The availability of an online, curated, user-friendly, and downloadable catalog of GWAS and SNP-trait associations has facilitated a multifaceted analysis of published GWAS results. The more than 150 studies and 500 SNP-trait associations reviewed here demonstrate that, in general, reported TASs tend to be common (>5% minor allele frequency), are associated with modest effect sizes, and are not highly differentiated across populations. In addition, TAS blocks are significantly enriched in nonsynonymous sites (especially for potentially deleterious sites) and in promoter regions and are depleted in intergenic regions. Despite this enrichment, 43% of reported TASs were intergenic and 45% were intronic, suggesting a greater than anticipated role for noncoding SNPs in common diseases. The mere presence of a predicted deleterious nonsynonymous associated variant does not discount the possibility that a nearby SNP in LD may (i) be the true causative variant, (ii) confer an independent molecular mechanism for the phenotype, or (iii) epistatically interact with the nonsynonymous variant to cause disease. Despite the recent interest in the role of microRNA (miRNA) targeting dysfunction in human disease (15, 16), we found no evidence that predicted miRNA target sites in the 3′ UTR were significantly enriched for TAS blocks (Fig. 2). Finally, predictions based on the integrated haplotype score (iHS) may provide important clues about the evolutionary history and underlying molecular mechanisms of certain TASPs.

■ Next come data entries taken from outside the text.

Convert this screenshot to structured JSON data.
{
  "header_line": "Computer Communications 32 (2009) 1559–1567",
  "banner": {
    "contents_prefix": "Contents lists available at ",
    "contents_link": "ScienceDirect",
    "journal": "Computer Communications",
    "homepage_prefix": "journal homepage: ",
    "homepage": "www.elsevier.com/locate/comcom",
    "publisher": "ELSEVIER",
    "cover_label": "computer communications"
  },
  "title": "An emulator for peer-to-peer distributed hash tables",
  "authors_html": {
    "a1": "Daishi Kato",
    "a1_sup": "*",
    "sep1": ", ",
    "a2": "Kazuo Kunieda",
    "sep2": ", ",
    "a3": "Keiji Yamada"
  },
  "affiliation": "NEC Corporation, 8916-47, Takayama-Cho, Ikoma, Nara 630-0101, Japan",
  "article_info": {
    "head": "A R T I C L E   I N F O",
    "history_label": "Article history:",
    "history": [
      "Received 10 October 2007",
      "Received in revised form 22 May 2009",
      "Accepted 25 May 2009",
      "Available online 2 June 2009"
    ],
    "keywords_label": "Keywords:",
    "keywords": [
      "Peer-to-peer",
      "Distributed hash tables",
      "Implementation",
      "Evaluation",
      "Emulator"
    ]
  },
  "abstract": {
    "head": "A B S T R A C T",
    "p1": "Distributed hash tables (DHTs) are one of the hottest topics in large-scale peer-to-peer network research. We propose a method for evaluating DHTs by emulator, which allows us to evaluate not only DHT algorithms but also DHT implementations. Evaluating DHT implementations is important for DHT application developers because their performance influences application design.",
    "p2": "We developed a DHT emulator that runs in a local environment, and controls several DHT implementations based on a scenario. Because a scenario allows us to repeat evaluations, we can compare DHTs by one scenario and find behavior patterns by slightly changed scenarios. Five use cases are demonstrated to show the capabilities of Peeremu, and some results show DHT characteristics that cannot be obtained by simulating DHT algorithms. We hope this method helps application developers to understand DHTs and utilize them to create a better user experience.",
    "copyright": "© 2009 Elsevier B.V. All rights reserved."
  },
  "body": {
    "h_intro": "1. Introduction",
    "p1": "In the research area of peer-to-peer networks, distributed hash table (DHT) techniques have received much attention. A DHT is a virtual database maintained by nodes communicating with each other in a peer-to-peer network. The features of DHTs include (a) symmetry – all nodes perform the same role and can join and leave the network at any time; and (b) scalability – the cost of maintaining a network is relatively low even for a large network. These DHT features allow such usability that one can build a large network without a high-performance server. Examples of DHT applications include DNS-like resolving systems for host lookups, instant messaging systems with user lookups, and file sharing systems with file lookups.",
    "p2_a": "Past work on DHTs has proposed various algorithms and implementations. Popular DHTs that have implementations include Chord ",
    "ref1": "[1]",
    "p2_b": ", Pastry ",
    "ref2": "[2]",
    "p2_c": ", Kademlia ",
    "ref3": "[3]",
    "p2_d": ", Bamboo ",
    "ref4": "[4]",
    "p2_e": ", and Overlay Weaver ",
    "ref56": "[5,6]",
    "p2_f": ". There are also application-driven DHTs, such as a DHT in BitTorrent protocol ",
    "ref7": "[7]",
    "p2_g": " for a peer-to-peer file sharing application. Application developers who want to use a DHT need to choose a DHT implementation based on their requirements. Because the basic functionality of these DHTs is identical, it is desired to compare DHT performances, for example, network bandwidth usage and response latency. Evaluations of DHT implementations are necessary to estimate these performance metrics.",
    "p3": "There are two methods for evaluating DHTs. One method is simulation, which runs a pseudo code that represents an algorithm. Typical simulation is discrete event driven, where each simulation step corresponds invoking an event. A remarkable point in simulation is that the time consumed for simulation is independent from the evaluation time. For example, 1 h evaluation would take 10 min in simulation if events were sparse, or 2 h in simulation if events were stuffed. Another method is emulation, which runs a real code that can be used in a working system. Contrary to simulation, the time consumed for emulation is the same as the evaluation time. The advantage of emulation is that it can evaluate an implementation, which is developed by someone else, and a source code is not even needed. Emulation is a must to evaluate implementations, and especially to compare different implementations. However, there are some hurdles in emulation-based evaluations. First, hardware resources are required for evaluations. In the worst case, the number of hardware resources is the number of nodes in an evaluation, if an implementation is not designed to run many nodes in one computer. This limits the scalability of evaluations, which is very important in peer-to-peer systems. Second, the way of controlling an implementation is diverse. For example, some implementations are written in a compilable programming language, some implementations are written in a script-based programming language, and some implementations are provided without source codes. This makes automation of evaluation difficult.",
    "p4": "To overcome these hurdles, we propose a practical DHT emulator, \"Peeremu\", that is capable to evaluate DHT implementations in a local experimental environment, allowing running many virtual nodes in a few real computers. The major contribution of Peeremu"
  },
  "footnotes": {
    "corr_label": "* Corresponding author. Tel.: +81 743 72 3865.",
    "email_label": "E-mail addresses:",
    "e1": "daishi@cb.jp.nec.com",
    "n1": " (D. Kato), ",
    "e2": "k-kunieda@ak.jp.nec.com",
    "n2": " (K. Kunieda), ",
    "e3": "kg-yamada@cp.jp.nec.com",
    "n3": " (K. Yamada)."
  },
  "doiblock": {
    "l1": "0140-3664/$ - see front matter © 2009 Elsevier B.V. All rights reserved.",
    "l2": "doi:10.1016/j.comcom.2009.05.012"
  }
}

Several limitations of the underlying catalog data should be noted. We extracted all eligible associations from published articles and SI Text, but the number and quality of reported SNP associations is dependent upon the preferences of the individual author and journal. Also, the studies within the catalog generally test only those SNPs that are detectable via commonly used genotyping platforms in participants who tend to be from European-descent populations. The GWAS data are likely to be subject to varying degrees of upward bias in effect size estimates (the “winner's curse” phenomenon), particularly to the extent that estimates from the GWAS discovery population, who may be less representative of the general population, influence those reported in our catalog. Nonetheless, in several instances in which known candidate SNPs have been previously identified, GWAS of the same trait tended to confirm these findings with similar effect sizes and stronger levels of statistical significance. Finally, TASs reported in published GWAS suffer from “lead TAS bias”; generally 1 or 2 TASs out of a cluster are selected from the initial study, often based on likely functional significance such as a conserved nonsynonymous site, for association analysis in the replication sample. To minimize the effect of this bias, we analyzed TAS blocks, which include the lead SNPs and their known LD partners based on HapMap phase II data. However, the true impact of the bias is difficult to quantify and it may still exert a slight effect on the enrichment/depletion signals especially for categories such as nonsynonymous sites.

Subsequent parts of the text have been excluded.